May 24, 2016

Stonehenge: Easier Done Than Said

How did prehistoric Britons manage to move Stonehenge’s stones? Each rock weighed an average of 25 tons and stood as tall as 30 feet, and the first tractor was still five millennia away, so clearly they must have endured great pains to build the monument, right?

Much of the mystery around the site comes from the questions of how Stonehenge was built and why. A recent experiment by archaeologists at University College London provides a hint to that first part anyway.

As back-breaking a task as building a monument of dump truck-sized stones without the aid of modern machinery might seem, the demonstration held in London’s Gordon Square suggests it wasn’t that difficult at all.

Last week, University College London doctoral candidate Barney Harris put out a call for volunteers to see how many people it would take to pull a stone about half the size as the smallest rock at Stonehenge, which is about one metric ton. Harris anticipated it would take a team of at least 15 people to move the stone, and as many as 40 to 50 to lift it.

Instead, 10 people were able to get the stone going at a rate of roughly 10 feet (3 meters) every five seconds, or around one mile (1.6 kilometers) per hour. A team twice the size would be able to move a small piece of Stonehenge.

Devoting the kind of human capital needed for what may appear to be a frivolous effort for a Neolithic society isn’t all that far-fetched considering settlements in the area at the time numbered in the thousands, so there were plenty of other members of the society to carry on with the more life-sustaining activities, such as farming, hunting or child-rearing.

Made of rope, a wooden track and a sycamore sled, the design of the rig used in the experiment mirrors others found throughout the ancient world. “We know that pre-industrialized societies like the Maram Naga in India still use this kind of sledge to construct huge stone monuments,” Harris told The Telegraph. “And similar y-shaped sleighs have been found dating back to 2000 B.C. in Japan which we know were used to move megaliths.”

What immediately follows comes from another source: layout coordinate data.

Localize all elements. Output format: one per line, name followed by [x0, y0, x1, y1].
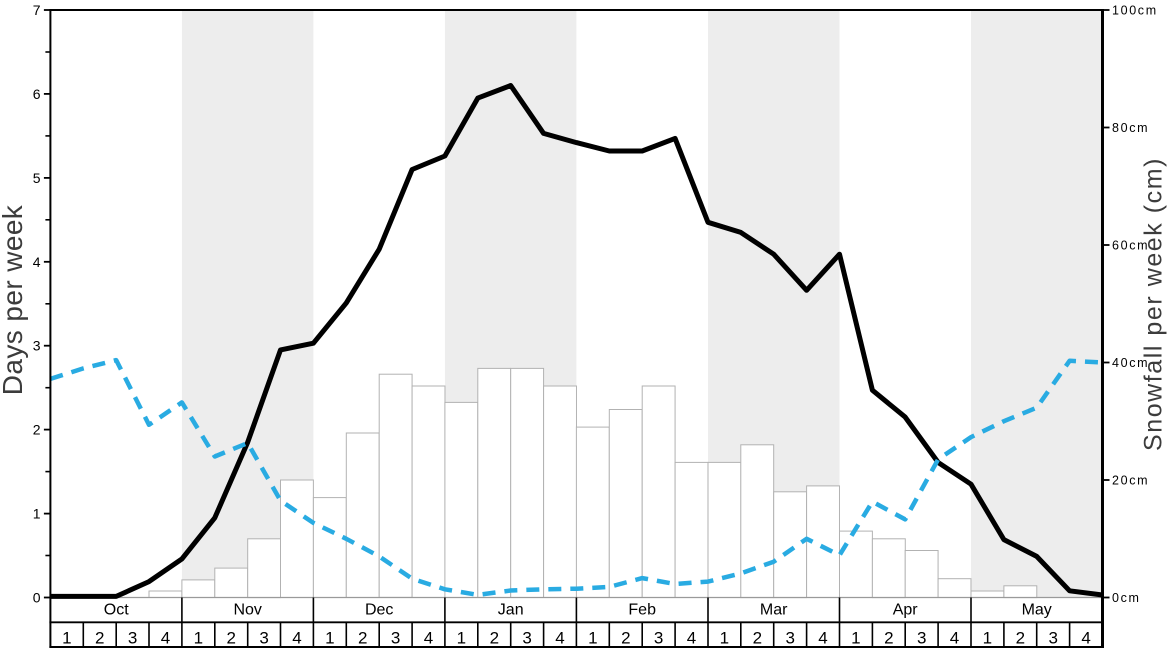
svg-text:Oct: Oct	[104, 602, 129, 619]
svg-text:Snowfall per week (cm): Snowfall per week (cm)	[1140, 157, 1168, 451]
svg-text:3: 3	[1048, 628, 1057, 647]
svg-text:40cm: 40cm	[1112, 356, 1149, 370]
svg-text:0cm: 0cm	[1112, 591, 1141, 605]
svg-text:7: 7	[33, 2, 41, 18]
svg-text:100cm: 100cm	[1112, 4, 1158, 18]
svg-text:4: 4	[1081, 628, 1090, 647]
svg-text:4: 4	[818, 628, 827, 647]
svg-text:3: 3	[33, 338, 41, 354]
svg-text:4: 4	[687, 628, 696, 647]
svg-text:Dec: Dec	[365, 602, 393, 619]
svg-text:20cm: 20cm	[1112, 474, 1149, 488]
svg-text:3: 3	[917, 628, 926, 647]
svg-text:2: 2	[95, 628, 104, 647]
svg-text:4: 4	[555, 628, 564, 647]
svg-text:1: 1	[851, 628, 860, 647]
svg-text:3: 3	[522, 628, 531, 647]
svg-text:2: 2	[33, 422, 41, 438]
svg-text:1: 1	[588, 628, 597, 647]
svg-text:1: 1	[62, 628, 71, 647]
svg-text:1: 1	[33, 506, 41, 522]
svg-text:2: 2	[753, 628, 762, 647]
svg-text:Apr: Apr	[893, 602, 919, 619]
svg-text:4: 4	[292, 628, 301, 647]
svg-text:60cm: 60cm	[1112, 239, 1149, 253]
svg-text:2: 2	[1016, 628, 1025, 647]
svg-text:1: 1	[720, 628, 729, 647]
svg-text:1: 1	[457, 628, 466, 647]
svg-text:May: May	[1022, 602, 1052, 619]
svg-text:6: 6	[33, 86, 41, 102]
svg-text:3: 3	[785, 628, 794, 647]
svg-text:4: 4	[424, 628, 433, 647]
svg-text:1: 1	[325, 628, 334, 647]
svg-text:Mar: Mar	[760, 602, 788, 619]
svg-text:1: 1	[194, 628, 203, 647]
svg-text:1: 1	[983, 628, 992, 647]
svg-text:2: 2	[884, 628, 893, 647]
svg-text:Feb: Feb	[628, 602, 656, 619]
svg-text:4: 4	[161, 628, 170, 647]
svg-text:4: 4	[950, 628, 959, 647]
svg-text:0: 0	[33, 590, 41, 606]
svg-text:3: 3	[391, 628, 400, 647]
svg-text:2: 2	[621, 628, 630, 647]
svg-text:Jan: Jan	[498, 602, 524, 619]
svg-text:4: 4	[33, 254, 41, 270]
svg-text:2: 2	[490, 628, 499, 647]
svg-text:Days per week: Days per week	[0, 204, 28, 395]
svg-text:5: 5	[33, 170, 41, 186]
svg-text:3: 3	[128, 628, 137, 647]
svg-text:3: 3	[654, 628, 663, 647]
svg-text:3: 3	[259, 628, 268, 647]
svg-text:Nov: Nov	[233, 602, 261, 619]
svg-text:2: 2	[226, 628, 235, 647]
svg-text:80cm: 80cm	[1112, 121, 1149, 135]
svg-text:2: 2	[358, 628, 367, 647]
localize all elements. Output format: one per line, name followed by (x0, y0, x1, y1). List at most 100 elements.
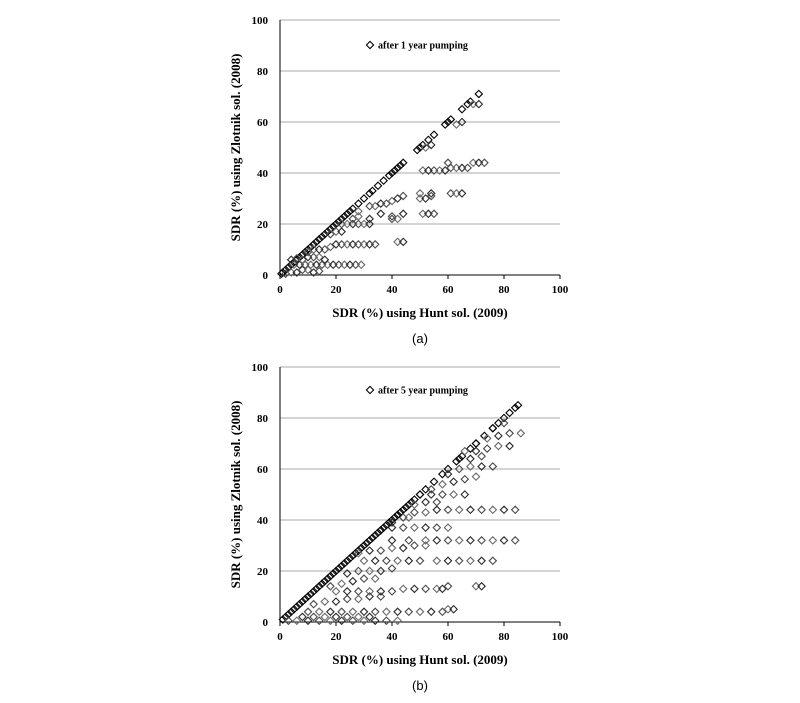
data-point (421, 497, 430, 507)
data-point (443, 604, 453, 614)
data-point (432, 497, 442, 507)
data-point (345, 553, 355, 563)
data-point (348, 204, 358, 214)
data-point (488, 505, 498, 515)
data-point (281, 265, 290, 275)
data-point (348, 240, 358, 249)
data-point (337, 561, 346, 571)
y-tick-label: 80 (257, 66, 269, 78)
data-point (429, 166, 439, 175)
data-point (387, 587, 397, 596)
data-point (471, 446, 481, 456)
data-point (306, 260, 316, 270)
data-point (359, 541, 369, 550)
data-point (429, 477, 439, 487)
y-axis-title: SDR (%) using Zlotnik sol. (2008) (228, 54, 243, 242)
data-point (359, 219, 369, 229)
data-point (354, 240, 363, 249)
data-point (331, 597, 341, 606)
data-point (359, 194, 369, 203)
x-axis-title: SDR (%) using Hunt sol. (2009) (332, 305, 508, 320)
data-point (303, 616, 313, 626)
data-point (340, 558, 349, 568)
data-point (398, 543, 408, 553)
data-point (443, 469, 453, 479)
y-tick-label: 20 (257, 219, 269, 231)
x-tick-label: 80 (499, 631, 511, 643)
data-point (432, 584, 442, 594)
data-point (376, 546, 386, 555)
data-point (468, 158, 478, 168)
data-point (412, 145, 422, 155)
data-point (314, 266, 324, 276)
data-point (393, 510, 402, 520)
data-point (494, 431, 503, 441)
data-point (326, 571, 335, 581)
data-point (337, 214, 346, 224)
data-point (298, 612, 307, 622)
data-point (312, 237, 321, 247)
data-point (471, 439, 481, 448)
data-point (393, 237, 402, 247)
data-point (421, 523, 430, 533)
data-point (348, 576, 358, 586)
data-point (429, 130, 439, 140)
data-point (342, 612, 352, 622)
data-point (398, 237, 408, 247)
data-point (513, 400, 523, 410)
data-point (298, 250, 307, 259)
data-point (393, 163, 402, 173)
data-point (477, 505, 486, 515)
data-point (454, 464, 464, 474)
data-point (354, 587, 363, 596)
data-point (376, 199, 386, 208)
data-point (443, 556, 453, 566)
data-point (370, 530, 380, 540)
data-point (376, 592, 386, 601)
data-point (499, 413, 509, 423)
data-point (421, 541, 430, 550)
data-point (359, 607, 369, 617)
data-point (326, 242, 335, 252)
data-point (292, 254, 302, 263)
data-point (342, 219, 352, 229)
data-point (348, 616, 358, 626)
data-point (418, 166, 428, 175)
legend-marker (365, 40, 375, 50)
data-point (354, 199, 363, 208)
data-point (463, 99, 472, 109)
y-tick-label: 100 (252, 362, 269, 374)
data-point (328, 569, 338, 578)
data-point (337, 227, 346, 237)
data-point (415, 607, 425, 617)
data-point (443, 464, 453, 474)
data-point (317, 579, 327, 589)
data-point (505, 428, 514, 438)
data-point (398, 191, 408, 201)
data-point (351, 548, 360, 558)
data-point (382, 520, 391, 530)
data-point (373, 181, 383, 191)
y-tick-label: 40 (257, 515, 269, 527)
data-point (510, 505, 520, 515)
data-point (410, 500, 419, 510)
data-point (477, 451, 486, 461)
data-point (477, 581, 486, 591)
y-tick-label: 20 (257, 566, 269, 578)
data-point (454, 505, 464, 515)
data-point (387, 536, 397, 545)
data-point (323, 574, 332, 584)
data-point (404, 556, 414, 566)
data-point (337, 616, 346, 626)
data-point (468, 99, 478, 109)
data-point (331, 566, 341, 576)
data-point (438, 469, 447, 479)
x-tick-label: 0 (277, 631, 283, 643)
data-point (488, 556, 498, 566)
data-point (359, 556, 369, 566)
data-point (443, 117, 453, 127)
data-point (376, 587, 386, 596)
data-point (454, 454, 464, 464)
data-point (454, 536, 464, 545)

Recreating even at a small scale how the rocks used at Stonehenge were transported can provide researchers an estimate of how long it took to complete the entire site.

Beginning around 5,000 years ago, the first stones were lain at Stonehenge. The monument was built in two phases with two different kinds of stones. The largest stones are called sarsens, a local sandstone, placed around 2400 B.C. The circle of rocks at the center, known as bluestones, were erected 500 years earlier, around 2900 B.C.